Even if applied fairly, the cuts do not discriminate according to need, affecting essential services such as hospitals.
“We don’t have dedicated lines to hospitals and schools, so when we cut off an area everyone is affected,” Jamal El Derdisawi, a spokesman for GEDCO says.
In the current situation, the market of portable generators imported from the tunnels has flourished as households equip themselves to provide their own share of energy. Fuel for these generators also comes through the tunnels – an option that is not available for the power plant given the official nature of the PA’s contractual agreements. Yet the power of these generators is too weak to provide for heating in the current freezing temperatures, or even to keep fridges going. In houses, people mainly use it for lighting, charging mobile phones and watching TV.
The widespread use of generators in households has also proved tragic in the last weeks.

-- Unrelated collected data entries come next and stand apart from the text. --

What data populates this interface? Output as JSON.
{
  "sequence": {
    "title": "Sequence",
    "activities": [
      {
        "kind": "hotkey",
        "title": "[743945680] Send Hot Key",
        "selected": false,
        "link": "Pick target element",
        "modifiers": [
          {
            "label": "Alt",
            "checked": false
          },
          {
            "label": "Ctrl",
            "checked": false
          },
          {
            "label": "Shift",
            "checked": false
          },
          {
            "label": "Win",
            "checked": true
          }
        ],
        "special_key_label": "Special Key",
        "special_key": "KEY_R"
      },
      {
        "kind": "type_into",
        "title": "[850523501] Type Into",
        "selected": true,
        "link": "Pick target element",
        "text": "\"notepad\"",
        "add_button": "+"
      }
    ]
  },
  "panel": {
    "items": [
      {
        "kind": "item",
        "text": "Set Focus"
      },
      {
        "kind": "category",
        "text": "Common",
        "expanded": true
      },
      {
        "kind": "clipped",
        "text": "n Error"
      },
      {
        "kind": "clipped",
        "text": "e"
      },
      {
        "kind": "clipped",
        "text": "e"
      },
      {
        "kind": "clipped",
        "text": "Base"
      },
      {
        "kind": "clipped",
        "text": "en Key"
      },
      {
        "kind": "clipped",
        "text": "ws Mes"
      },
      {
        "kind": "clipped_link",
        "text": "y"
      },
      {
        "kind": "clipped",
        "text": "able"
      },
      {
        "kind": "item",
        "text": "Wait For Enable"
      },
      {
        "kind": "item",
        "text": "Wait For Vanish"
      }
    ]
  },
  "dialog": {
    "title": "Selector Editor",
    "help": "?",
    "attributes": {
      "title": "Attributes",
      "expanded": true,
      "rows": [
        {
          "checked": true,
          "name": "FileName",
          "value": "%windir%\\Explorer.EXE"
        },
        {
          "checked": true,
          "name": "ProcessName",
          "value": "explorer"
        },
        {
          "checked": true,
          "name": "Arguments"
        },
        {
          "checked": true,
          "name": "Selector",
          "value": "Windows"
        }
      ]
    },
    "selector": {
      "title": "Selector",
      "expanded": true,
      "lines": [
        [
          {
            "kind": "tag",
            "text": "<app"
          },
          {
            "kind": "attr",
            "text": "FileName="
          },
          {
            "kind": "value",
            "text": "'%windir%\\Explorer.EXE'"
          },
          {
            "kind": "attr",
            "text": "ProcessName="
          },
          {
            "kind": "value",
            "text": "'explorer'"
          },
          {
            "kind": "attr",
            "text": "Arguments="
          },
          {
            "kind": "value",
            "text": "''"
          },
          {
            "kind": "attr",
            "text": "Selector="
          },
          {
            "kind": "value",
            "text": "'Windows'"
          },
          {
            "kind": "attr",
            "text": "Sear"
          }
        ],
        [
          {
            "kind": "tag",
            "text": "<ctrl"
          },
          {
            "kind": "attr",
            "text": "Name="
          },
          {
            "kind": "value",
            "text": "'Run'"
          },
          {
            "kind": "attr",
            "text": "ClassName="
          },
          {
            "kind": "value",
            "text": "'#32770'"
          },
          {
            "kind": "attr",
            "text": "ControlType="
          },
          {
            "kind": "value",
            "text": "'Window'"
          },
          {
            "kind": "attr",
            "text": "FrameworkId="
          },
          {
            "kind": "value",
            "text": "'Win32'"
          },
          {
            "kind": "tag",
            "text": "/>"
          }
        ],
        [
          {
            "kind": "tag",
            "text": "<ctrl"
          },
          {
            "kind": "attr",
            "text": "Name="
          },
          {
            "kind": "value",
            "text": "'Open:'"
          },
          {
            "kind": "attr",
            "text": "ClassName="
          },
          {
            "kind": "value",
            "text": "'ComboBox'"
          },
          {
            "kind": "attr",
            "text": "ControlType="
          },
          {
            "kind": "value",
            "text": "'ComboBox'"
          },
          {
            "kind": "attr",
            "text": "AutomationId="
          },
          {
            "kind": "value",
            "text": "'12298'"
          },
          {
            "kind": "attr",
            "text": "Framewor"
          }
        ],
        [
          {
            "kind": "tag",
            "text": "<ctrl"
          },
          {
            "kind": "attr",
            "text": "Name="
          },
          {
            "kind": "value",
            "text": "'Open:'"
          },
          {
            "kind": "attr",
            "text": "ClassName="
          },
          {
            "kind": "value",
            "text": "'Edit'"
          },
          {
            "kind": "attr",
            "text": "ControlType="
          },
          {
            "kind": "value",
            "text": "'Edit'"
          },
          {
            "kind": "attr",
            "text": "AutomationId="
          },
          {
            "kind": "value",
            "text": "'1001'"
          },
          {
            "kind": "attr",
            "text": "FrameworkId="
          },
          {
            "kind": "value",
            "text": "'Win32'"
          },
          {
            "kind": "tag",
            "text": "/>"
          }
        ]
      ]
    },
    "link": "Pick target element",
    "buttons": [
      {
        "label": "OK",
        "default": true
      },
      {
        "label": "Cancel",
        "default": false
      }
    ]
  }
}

At the end of January, three children died of carbon monoxide poisoning in their sleep and two others were hospitalised after a generator was left running outside their bedroom. Faulty generators have also caused deadly fires in homes, most of which have amounts of fuel stored unsafely. The most recent fire claimed the life of a wheelchair-bound person and left two young people seriously injured.
Unless the Ramallah-based Finance Ministry buys and transfers the fuel to GEDCO, the situation is bound go get worse. Around 70% of users have not paid their bills since 2000 in what is estimated to amount to around $2.7 billion in due bills. The Gaza-based Palestinian Centre for Human rights criticised the EU’s aid method for encouraging “thousands of civilians not to pay their power bills”. On its part, the PA found it more expedient to give a 5% salary increase to its employees than to put Gaza’s energy needs on its priorities.
“It’s a difficult land,” Bassam says, as he climbs down another pylon. He has been doing this job for the last five years, and now it seems to be only getting worse. “Our abnormal situation has become everyday life.”